We found out they were fakes thanks to the vigilance of members.Sometimes its a discrepancy in dates, other times its scan pictures copied off google and sometimes its just a bad feeling about the member.If you have any suspicions about a member you report them to admins and they look into it, if its a fake they ban them and if not they'll still thank you for your vigilance and no-one will know either way 99.9% of the users on here are genuine but due to the size of the site its hard to not get fakers looking for attention. Trust everyone until proven otherwise and never be nervous about being open because theres lots of guest users on here and your posts will usually help them with whatever questions they needed answering and sometimes to help them just not feel so alone in their thoughts :hugs:
 
It's not really anyone specific, and it's mainly older ones but just following on from the trolls thread in GS, I don't understand why anyone would wish this horror on themselves? Surely, they must be ill?

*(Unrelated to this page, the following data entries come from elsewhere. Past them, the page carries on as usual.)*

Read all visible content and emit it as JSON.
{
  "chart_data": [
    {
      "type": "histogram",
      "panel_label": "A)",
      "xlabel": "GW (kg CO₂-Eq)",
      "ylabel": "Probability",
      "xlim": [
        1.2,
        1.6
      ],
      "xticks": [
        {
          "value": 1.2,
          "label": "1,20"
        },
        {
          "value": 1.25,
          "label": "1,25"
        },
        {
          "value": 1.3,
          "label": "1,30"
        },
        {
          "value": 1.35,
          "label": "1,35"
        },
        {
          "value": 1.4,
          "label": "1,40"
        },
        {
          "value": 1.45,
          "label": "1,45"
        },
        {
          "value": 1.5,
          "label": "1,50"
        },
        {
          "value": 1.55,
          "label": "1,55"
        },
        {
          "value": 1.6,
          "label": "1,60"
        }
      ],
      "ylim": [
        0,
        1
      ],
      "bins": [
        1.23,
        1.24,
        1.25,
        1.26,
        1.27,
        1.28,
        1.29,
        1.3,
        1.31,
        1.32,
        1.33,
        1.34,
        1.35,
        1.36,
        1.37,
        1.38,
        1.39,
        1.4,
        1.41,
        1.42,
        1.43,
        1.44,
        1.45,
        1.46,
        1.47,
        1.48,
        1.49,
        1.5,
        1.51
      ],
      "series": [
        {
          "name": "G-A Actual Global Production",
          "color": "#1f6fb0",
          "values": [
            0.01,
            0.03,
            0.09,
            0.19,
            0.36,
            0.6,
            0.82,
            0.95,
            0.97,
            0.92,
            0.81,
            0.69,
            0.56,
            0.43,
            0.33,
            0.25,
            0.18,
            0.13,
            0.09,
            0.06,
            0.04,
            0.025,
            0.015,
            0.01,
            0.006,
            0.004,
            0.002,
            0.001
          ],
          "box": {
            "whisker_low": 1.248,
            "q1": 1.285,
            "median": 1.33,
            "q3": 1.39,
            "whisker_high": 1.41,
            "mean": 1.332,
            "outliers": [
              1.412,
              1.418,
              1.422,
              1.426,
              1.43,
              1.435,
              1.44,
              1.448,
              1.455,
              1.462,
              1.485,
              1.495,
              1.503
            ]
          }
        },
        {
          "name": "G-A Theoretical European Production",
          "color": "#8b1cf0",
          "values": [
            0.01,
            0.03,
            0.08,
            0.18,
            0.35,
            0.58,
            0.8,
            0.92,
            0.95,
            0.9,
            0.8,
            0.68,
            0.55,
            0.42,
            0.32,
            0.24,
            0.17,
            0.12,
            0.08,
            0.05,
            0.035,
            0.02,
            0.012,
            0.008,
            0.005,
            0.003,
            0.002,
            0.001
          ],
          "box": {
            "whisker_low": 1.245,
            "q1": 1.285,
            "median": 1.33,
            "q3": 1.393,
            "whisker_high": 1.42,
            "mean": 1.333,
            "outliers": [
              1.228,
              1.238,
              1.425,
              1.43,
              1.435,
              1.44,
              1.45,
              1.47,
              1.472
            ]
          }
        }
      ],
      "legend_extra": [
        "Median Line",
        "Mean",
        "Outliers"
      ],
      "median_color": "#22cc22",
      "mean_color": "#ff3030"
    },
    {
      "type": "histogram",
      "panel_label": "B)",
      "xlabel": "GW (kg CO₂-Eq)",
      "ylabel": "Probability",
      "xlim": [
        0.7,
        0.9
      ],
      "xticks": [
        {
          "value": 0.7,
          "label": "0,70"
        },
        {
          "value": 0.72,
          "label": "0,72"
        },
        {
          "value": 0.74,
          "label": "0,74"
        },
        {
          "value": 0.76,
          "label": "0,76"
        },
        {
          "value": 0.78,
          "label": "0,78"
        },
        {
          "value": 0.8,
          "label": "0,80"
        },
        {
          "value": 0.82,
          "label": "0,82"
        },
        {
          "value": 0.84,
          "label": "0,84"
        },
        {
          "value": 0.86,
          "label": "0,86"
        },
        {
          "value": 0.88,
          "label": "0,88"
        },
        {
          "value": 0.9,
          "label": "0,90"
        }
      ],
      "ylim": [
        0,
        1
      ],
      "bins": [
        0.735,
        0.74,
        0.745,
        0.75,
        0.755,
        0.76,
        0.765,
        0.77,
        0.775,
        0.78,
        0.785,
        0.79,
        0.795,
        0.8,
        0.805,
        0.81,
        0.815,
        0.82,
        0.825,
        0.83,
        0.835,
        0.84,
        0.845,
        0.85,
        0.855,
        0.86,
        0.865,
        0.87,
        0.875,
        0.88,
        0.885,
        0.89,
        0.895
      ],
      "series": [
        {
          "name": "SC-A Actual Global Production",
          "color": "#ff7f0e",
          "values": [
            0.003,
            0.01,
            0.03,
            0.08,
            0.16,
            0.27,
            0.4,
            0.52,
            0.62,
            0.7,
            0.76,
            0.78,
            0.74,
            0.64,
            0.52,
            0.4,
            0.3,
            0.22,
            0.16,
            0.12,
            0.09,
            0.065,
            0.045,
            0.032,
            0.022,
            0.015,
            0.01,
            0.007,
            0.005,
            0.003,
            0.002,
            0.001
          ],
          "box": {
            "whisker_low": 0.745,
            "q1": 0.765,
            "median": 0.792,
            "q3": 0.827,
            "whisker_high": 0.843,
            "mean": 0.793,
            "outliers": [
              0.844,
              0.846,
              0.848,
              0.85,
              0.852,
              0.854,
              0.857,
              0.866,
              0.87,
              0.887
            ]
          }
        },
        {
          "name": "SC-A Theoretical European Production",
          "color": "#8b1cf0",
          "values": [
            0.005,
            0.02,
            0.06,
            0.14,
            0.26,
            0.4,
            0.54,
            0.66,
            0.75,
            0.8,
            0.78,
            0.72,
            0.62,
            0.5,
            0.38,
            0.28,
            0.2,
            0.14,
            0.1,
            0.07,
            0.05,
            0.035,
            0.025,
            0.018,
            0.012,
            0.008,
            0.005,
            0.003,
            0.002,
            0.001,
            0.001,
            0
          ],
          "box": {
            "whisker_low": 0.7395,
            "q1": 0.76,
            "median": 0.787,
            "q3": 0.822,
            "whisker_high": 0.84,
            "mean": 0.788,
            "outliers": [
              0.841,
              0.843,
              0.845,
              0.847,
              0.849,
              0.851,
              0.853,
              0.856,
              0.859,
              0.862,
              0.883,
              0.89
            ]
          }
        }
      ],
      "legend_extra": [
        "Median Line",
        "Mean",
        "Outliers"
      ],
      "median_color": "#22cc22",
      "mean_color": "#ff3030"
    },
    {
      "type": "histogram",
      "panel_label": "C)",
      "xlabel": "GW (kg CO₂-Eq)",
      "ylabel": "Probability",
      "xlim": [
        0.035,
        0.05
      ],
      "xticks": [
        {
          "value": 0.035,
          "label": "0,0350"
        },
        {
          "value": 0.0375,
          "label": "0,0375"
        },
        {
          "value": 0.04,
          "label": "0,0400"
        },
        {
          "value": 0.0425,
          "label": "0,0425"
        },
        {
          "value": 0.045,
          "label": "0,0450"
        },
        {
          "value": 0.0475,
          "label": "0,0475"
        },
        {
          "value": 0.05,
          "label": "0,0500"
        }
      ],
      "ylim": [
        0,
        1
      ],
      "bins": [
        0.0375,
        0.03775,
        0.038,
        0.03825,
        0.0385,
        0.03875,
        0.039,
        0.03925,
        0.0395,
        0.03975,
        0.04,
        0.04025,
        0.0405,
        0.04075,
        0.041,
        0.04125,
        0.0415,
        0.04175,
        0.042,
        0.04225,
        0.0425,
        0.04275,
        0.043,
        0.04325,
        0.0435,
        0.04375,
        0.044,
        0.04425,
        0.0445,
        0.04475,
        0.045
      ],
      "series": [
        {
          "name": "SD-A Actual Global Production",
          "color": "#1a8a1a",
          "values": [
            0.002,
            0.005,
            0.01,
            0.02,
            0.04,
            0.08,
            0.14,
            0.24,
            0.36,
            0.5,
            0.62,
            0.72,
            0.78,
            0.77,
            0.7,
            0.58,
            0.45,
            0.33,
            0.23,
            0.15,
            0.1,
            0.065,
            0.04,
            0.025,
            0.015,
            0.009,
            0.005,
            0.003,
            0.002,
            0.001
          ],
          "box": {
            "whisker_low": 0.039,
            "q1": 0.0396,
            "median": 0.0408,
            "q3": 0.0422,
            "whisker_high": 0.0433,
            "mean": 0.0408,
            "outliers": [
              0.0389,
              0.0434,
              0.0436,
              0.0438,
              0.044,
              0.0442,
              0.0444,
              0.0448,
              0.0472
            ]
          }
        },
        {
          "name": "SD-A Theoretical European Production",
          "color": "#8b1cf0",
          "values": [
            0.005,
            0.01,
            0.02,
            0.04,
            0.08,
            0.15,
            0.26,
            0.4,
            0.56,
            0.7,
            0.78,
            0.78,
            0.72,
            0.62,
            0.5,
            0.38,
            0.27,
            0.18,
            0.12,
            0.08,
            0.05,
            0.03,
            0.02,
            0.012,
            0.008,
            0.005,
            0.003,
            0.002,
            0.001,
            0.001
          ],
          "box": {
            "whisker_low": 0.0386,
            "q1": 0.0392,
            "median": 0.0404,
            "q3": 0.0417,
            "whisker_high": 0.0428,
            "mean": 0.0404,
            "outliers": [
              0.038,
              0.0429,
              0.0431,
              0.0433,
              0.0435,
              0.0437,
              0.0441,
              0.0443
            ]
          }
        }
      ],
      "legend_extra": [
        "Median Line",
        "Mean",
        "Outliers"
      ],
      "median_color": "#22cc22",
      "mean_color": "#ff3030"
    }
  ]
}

A girl pretended to have a son with a kidney problem who didn't, another pretended to be in a car crash, another pretended her baby had a low heartbeat with no movement... these are just in the last week.

I know it's really hard, especially if it is something that hits close to home :(
Just so you know, only one out of those three have been confirmed. The other two at the moment are speculation (although we are investigating).
My only advice is 'Don't feed the trolls'. Making threads in public forums is giving them what they want. Cut out the attention they get and they'll move on.

:)
 
Love it! Don't feed the trolls. We should have a sign up to that effect! :rofl:
Warning - don't feed the trolls - they bite!